A Violence Against Women Act working group had met in Rebecca Crown that morning, Adams said. He said the group comprises administrators and plans to bring in students to look at the VAWA amendments that need to be in place in the University’s sexual misconduct policy by July 1.

The march was organized by Title IX at NU. Weinberg junior Erik Baker, who helped organize the event, read the petition aloud at the event. By Monday’s event, Baker said the petition had received 62 signatures.

“We, the undersigned, are therefore calling for a swift, concrete and direct response from the University, affirming its commitment to its own sexual misconduct policy,” the petition said. “We call for a swift, official condemnation of the sentiments expressed by Professor Kipnis in her inflammatory article. … We should not have to ask the University to defend its own policy, survivors and broader community.”

During the discussion, students expressed their disappointment with various aspects of Kipnis’ piece.

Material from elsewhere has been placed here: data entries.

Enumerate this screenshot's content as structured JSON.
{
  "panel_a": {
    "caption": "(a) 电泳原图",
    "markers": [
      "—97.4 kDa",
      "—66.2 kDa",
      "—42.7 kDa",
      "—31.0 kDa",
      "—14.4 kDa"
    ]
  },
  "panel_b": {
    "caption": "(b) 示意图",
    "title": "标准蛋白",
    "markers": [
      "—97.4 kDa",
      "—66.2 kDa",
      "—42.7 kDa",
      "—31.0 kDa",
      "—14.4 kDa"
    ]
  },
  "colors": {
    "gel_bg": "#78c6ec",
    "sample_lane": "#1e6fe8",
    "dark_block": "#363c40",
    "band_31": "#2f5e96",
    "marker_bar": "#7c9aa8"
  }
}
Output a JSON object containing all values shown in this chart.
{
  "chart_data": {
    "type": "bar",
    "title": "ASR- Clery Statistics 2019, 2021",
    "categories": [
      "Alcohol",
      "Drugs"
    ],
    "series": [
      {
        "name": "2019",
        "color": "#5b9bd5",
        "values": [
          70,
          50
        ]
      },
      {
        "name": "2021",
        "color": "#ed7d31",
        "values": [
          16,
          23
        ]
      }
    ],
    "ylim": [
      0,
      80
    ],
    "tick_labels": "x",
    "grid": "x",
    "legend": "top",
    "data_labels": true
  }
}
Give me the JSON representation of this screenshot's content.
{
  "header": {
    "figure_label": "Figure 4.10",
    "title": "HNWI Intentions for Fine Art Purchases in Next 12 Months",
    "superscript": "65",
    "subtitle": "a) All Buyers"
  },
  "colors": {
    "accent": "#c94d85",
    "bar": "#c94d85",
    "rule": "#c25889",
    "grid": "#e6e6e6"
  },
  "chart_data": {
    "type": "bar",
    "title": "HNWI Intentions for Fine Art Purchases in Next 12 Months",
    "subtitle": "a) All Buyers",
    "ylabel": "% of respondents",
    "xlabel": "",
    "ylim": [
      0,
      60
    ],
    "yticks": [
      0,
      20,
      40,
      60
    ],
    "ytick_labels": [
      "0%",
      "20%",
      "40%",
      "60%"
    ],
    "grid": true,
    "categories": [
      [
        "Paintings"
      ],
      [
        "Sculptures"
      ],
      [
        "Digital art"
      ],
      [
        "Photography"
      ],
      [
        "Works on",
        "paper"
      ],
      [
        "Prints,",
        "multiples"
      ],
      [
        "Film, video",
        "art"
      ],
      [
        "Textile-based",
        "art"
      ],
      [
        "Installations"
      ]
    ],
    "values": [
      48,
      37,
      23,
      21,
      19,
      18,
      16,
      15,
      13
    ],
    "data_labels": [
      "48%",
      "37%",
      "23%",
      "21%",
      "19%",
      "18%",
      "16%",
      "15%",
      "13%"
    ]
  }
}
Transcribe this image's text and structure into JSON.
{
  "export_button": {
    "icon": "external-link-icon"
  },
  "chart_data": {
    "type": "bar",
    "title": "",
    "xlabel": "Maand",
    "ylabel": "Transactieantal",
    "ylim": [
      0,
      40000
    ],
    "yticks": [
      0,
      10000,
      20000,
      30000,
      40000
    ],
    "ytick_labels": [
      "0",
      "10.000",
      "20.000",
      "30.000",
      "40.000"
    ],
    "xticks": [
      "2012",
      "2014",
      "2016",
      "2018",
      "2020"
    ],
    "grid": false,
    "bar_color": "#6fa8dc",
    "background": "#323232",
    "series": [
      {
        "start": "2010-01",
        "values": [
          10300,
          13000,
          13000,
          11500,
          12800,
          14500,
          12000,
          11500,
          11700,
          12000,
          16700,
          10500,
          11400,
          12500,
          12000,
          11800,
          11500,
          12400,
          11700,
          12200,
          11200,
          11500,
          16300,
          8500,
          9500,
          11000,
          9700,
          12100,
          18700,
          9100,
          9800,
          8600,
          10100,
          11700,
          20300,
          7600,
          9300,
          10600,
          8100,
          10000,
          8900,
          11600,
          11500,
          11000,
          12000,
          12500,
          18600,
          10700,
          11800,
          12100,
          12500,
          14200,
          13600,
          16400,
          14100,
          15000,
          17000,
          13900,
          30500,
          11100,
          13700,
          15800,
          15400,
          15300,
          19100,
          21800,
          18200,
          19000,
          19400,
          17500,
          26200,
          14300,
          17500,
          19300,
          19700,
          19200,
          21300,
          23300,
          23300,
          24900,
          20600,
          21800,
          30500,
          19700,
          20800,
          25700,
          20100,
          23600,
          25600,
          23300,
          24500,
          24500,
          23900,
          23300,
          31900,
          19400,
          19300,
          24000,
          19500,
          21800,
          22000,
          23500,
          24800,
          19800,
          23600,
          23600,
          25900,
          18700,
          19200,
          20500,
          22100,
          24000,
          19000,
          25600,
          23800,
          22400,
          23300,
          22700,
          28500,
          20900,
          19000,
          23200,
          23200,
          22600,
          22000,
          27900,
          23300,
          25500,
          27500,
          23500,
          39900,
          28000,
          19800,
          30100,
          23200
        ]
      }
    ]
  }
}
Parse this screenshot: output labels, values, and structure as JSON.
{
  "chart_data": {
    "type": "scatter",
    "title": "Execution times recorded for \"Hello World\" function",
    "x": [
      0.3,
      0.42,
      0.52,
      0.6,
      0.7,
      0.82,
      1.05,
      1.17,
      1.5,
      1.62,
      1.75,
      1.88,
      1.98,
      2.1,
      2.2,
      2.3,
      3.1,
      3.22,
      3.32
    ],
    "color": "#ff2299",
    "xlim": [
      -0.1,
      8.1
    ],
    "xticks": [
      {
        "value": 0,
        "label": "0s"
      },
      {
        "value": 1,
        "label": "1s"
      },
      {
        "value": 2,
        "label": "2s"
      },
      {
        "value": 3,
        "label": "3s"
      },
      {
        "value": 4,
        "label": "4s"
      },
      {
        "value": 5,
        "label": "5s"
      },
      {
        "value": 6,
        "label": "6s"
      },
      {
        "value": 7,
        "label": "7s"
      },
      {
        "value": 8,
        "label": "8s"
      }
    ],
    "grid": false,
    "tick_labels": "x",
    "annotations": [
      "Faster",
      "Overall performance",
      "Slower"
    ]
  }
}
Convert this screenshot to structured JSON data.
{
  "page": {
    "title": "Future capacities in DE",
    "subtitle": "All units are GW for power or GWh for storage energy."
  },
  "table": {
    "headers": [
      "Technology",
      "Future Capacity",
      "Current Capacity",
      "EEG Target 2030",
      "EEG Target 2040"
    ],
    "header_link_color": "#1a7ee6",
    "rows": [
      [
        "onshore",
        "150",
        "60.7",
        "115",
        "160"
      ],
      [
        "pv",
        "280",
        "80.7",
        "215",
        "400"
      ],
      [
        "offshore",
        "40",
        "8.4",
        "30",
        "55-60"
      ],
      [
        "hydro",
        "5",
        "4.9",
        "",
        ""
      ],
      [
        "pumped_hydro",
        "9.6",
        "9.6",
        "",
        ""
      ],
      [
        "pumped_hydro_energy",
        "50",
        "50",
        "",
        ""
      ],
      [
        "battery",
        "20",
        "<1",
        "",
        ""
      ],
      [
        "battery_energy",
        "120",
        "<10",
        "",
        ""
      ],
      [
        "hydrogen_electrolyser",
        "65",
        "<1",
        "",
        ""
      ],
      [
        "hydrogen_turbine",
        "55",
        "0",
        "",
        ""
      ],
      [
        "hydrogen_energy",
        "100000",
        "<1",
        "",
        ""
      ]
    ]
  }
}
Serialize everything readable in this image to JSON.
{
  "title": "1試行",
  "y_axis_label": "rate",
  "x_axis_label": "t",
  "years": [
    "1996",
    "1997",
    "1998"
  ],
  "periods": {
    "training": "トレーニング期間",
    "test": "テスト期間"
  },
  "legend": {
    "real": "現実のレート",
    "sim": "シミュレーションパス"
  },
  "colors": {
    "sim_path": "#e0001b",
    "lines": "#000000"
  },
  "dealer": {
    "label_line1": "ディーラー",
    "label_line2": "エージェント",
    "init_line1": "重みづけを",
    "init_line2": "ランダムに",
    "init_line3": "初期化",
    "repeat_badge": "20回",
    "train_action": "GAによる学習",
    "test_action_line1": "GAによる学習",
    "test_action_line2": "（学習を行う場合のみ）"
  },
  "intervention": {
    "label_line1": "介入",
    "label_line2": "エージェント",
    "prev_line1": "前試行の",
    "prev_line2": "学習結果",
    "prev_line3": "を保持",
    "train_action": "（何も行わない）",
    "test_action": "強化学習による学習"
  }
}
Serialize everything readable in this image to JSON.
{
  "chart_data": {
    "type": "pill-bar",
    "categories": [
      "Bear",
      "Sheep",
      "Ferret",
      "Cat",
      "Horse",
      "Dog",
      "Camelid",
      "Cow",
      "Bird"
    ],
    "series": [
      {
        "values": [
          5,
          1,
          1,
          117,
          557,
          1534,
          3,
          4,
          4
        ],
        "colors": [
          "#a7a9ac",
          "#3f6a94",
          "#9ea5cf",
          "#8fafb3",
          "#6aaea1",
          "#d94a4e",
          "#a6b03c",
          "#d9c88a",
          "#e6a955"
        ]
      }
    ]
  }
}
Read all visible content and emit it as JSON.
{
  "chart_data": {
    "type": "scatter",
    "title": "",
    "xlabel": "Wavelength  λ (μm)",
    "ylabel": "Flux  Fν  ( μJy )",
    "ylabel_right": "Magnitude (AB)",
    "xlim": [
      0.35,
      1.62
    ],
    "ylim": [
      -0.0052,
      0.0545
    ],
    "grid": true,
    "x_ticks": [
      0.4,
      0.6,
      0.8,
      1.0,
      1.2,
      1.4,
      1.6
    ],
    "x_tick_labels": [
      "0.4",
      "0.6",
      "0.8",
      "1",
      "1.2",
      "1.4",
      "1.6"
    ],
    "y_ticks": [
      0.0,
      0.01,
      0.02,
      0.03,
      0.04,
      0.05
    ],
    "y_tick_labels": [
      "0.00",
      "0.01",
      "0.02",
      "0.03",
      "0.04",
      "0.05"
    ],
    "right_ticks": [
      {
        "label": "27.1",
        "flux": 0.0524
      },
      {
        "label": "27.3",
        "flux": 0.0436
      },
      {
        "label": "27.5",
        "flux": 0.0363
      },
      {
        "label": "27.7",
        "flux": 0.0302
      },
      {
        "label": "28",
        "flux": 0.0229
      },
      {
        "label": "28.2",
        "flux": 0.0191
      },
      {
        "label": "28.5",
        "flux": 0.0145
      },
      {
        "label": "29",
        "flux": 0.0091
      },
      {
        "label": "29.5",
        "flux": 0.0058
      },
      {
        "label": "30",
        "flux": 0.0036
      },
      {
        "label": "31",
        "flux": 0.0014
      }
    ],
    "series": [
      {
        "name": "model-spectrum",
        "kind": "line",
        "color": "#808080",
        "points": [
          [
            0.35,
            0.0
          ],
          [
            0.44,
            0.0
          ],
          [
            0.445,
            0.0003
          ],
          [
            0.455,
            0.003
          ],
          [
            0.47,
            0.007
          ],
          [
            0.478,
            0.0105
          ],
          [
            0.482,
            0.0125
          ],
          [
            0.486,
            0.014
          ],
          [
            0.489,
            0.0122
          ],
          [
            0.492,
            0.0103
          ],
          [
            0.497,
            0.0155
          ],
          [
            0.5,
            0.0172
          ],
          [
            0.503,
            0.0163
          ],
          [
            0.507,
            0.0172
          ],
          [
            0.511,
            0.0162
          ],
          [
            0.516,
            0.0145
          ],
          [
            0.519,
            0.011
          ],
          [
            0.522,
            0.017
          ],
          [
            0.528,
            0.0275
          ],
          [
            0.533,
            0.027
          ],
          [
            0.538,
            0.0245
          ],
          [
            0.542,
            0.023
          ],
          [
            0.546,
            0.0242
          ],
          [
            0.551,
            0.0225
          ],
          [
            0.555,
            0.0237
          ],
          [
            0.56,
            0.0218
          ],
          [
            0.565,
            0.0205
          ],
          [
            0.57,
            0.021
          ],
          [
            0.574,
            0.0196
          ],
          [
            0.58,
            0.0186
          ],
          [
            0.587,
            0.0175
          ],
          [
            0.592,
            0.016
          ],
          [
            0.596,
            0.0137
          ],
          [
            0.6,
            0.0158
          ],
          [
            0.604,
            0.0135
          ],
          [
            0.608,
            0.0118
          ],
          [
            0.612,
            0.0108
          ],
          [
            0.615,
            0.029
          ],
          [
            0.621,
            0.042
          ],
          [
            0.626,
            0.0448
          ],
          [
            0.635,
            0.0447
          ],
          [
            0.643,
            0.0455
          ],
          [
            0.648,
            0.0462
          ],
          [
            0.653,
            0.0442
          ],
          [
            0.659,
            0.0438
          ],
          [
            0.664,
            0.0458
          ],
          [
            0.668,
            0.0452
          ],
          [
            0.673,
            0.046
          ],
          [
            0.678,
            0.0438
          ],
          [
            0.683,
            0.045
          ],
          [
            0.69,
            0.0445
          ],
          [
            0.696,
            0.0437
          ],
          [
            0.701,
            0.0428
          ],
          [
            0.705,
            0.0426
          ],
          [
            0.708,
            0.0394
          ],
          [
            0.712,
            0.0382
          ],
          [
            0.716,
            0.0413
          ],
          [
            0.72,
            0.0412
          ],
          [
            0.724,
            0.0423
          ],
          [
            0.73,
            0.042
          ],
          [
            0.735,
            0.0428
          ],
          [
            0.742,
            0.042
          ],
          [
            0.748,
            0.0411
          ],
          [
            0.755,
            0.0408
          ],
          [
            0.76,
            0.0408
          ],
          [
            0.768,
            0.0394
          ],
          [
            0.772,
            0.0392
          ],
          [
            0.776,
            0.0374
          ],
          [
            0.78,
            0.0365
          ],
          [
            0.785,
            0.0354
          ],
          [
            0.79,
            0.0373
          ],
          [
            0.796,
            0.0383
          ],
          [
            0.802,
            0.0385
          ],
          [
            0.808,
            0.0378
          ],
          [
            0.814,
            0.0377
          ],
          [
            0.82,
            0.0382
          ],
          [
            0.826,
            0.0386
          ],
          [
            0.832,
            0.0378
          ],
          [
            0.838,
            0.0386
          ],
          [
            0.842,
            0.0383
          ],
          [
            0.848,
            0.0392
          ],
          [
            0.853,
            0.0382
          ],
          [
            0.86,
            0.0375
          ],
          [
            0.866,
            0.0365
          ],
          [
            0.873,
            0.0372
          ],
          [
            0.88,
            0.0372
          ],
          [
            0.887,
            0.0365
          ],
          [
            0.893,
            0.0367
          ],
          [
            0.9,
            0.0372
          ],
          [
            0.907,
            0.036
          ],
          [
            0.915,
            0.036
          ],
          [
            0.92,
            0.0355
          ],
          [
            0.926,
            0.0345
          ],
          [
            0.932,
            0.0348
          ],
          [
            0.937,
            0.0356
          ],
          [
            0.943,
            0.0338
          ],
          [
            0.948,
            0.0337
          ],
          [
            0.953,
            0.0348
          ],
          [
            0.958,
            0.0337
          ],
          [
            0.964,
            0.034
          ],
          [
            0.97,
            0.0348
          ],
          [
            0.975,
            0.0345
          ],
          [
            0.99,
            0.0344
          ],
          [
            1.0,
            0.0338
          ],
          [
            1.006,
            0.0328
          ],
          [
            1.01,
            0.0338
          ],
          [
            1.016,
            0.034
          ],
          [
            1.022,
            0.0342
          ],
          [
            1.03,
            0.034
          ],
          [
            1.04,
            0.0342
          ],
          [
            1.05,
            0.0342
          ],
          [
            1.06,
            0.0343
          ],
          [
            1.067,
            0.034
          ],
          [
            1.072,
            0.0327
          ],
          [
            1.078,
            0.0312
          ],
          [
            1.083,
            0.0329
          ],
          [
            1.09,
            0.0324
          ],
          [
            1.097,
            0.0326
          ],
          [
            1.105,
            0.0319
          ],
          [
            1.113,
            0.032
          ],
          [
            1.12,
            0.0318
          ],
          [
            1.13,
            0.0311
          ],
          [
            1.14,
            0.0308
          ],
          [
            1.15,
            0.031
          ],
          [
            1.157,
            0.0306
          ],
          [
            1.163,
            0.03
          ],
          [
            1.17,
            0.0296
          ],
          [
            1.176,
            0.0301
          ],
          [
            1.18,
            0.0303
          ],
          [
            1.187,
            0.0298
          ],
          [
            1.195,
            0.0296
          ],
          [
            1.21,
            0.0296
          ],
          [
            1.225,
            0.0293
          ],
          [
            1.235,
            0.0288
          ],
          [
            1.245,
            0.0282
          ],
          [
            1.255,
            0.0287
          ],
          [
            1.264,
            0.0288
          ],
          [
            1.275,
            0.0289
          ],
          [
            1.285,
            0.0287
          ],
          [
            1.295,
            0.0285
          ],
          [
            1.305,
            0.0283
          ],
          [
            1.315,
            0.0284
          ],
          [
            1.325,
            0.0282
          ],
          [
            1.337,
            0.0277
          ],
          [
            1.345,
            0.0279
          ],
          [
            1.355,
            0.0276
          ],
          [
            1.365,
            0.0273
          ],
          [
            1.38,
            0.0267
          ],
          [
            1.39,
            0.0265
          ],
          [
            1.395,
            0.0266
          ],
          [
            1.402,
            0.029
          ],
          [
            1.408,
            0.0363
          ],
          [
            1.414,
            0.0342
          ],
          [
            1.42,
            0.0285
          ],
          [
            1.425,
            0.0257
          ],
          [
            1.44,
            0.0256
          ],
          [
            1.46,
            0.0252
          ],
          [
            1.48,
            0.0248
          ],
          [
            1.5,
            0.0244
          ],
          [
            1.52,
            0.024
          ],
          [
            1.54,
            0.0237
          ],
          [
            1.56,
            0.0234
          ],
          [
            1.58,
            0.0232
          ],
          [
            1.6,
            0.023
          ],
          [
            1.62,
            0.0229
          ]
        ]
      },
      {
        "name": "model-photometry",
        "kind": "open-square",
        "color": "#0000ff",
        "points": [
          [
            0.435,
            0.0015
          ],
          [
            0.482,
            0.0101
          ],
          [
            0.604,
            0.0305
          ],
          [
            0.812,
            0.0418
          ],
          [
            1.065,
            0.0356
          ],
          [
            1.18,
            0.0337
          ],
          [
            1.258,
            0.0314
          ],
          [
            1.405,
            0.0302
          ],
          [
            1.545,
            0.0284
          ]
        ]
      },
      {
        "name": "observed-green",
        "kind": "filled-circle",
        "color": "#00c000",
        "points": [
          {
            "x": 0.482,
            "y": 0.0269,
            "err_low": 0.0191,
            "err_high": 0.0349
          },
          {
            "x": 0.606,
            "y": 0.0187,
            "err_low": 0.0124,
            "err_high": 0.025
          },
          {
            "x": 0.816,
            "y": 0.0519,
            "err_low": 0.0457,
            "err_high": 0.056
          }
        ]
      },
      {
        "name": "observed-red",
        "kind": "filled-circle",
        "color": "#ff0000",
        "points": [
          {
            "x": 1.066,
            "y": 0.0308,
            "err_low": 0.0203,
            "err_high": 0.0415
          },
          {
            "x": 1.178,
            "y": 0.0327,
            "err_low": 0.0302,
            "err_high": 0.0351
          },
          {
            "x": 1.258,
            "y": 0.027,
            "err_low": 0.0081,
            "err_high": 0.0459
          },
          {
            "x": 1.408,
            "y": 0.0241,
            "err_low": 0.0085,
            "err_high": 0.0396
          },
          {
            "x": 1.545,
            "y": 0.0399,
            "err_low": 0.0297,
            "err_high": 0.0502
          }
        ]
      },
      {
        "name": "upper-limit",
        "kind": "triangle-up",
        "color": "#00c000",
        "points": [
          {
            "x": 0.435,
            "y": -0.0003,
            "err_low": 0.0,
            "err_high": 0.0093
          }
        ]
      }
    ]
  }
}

Weinberg senior Akosua Owusu-Akyaw said she didn’t agree with Kipnis’ comments on feminism.

“I feel like there is this idea in America that being a feminist is ‘joining the boys’ club’ and becoming part of the power structure,” she said. “That’s not okay … you’re erasing the very traumatic experience of people when you’re saying that people are whining or being childish.”

Weinberg senior Jazz Stephens, who also helped organize the event, said she is concerned about a lack of campus response to the article.

“I think if this were a voice in isolation it would be less terrifying,” Stephens said, “but I’ve heard around the school things that are said in academia and outside of academia — victim blaming, slut shaming. … We need to be setting aside spaces to talk about that.”

Baker said by delivering the petition, he hopes the group will be able to get an official statement from the University on the matter.

University spokesman Al Cubbage told The Daily on Tuesday the students will meet with Patricia Telles-Irvin, vice president of Student Affairs. University President Morton Schapiro on Tuesday told The Daily he would consider the petition.

Owusu-Akyaw said when she saw Kipnis’ piece she had a “very visceral reaction.”

“For me, it was very annoying to see her conflate struggles together … to erase people’s difficult struggles by putting on a mask that this is just how life is,” she told The Daily. “We thought this needed some kind of reaction … We’re not going to just sit here and wait for nothing to happen.”